Will and Lyra had been asleep all afternoon, and they were just stirring now, hearing the noise. Lyra sat up groggily to see Mary talking to five or six of the mulefa , who were surrounding her, clearly excited; but whether they were angry or joyful, she couldn’t tell.
Mary saw her and broke away.
“Lyra,” she said, “something’s happened – they’ve found something they can’t explain and it’s… I don’t know what it is…I’ve got to go and look. It’s an hour or so away. I’ll come back as soon as I can. Help yourself to anything you need from my house – I can’t stop, they’re too anxious – ”
“All right,” said Lyra, still dazed from her long sleep.
Mary looked under the tree. Will was rubbing his eyes.
“I really won’t be too long,” she said. “Atal will stay with you.”
The leader was impatient. Mary swiftly threw her bridle and stirrups over his back, excusing herself for being clumsy, and mounted at once. They wheeled and turned and drove away into the dusk.
They set off in a new direction, along the ridge above the coast to the north. Mary had never ridden in the dark before, and she found the speed even more alarming than by day. As they climbed, she could see the glitter of the moon on the sea far off to the left, and its silver‑sepia light seemed to envelop her in a cool, skeptical wonder. The wonder was in her, and the skepticism was in the world, and the coolness was in both.
She looked up from time to time and touched the spyglass in her pocket, but she couldn’t use it till they’d stopped moving. And these mulefa were moving urgently, with the air of not wanting to stop for anything. After an hour’s hard riding they swung inland, leaving the stone road and moving slowly along a trail of beaten earth that ran between knee‑high grass past a stand of wheel trees and up toward a ridge. The landscape glowed under the moon: wide, bare hills with occasional little gullies, where streams trickled down among the trees that clustered there.
It was toward one of these gullies that they led her. She had dismounted when they left the road, and she walked steadily at their pace over the brow of the hill and down into the gully.

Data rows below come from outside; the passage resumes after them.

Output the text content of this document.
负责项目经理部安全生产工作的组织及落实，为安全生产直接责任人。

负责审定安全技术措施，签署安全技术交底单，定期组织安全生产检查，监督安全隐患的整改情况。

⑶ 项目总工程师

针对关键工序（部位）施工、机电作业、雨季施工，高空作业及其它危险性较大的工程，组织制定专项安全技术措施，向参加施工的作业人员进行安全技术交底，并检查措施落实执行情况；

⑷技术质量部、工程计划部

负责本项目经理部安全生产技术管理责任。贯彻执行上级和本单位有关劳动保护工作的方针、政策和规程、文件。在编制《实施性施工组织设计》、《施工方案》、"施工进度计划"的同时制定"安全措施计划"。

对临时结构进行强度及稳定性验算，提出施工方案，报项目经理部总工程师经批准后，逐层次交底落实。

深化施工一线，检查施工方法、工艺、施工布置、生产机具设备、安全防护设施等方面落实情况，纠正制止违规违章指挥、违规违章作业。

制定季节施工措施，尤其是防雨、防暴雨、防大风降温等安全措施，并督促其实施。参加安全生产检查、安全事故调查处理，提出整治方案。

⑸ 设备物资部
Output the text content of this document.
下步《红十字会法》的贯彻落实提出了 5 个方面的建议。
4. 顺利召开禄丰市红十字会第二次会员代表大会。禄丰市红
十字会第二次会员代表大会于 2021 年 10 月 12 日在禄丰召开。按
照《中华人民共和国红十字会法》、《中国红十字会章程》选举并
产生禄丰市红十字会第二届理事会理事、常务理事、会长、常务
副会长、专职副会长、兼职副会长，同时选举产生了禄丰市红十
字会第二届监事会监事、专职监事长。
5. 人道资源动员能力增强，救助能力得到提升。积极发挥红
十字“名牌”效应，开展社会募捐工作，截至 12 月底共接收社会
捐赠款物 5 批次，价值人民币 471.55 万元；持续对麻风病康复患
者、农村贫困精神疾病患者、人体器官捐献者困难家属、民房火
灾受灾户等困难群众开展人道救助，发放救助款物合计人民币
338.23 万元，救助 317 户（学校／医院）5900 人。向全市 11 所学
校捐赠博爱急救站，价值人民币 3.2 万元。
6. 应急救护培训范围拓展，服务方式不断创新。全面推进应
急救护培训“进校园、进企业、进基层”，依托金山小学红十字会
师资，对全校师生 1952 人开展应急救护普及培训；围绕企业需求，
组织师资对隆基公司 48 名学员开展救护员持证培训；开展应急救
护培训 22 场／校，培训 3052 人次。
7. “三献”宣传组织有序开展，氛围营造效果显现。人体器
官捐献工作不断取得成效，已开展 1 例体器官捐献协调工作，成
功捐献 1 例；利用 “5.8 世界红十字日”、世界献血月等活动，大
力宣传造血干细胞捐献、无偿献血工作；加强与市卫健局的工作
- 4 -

She heard the trickling of the spring, and the night wind in the grass. She heard the quiet sound of the wheels crunching over the hard‑packed earth, and she heard the mulefa ahead of her murmuring to one another, and then they stopped.
In the side of the hill, just a few yards away, was one of those openings made by the subtle knife. It was like the mouth of a cave, because the moonlight shone into it a little way, just as if inside the opening there were the inside of the hill; but it wasn’t. And out of it was coming a procession of ghosts.
Mary felt as if the ground had given way beneath her mind. She caught herself with a start, seizing the nearest branch for reassurance that there still was a physical world, and she was still part of it.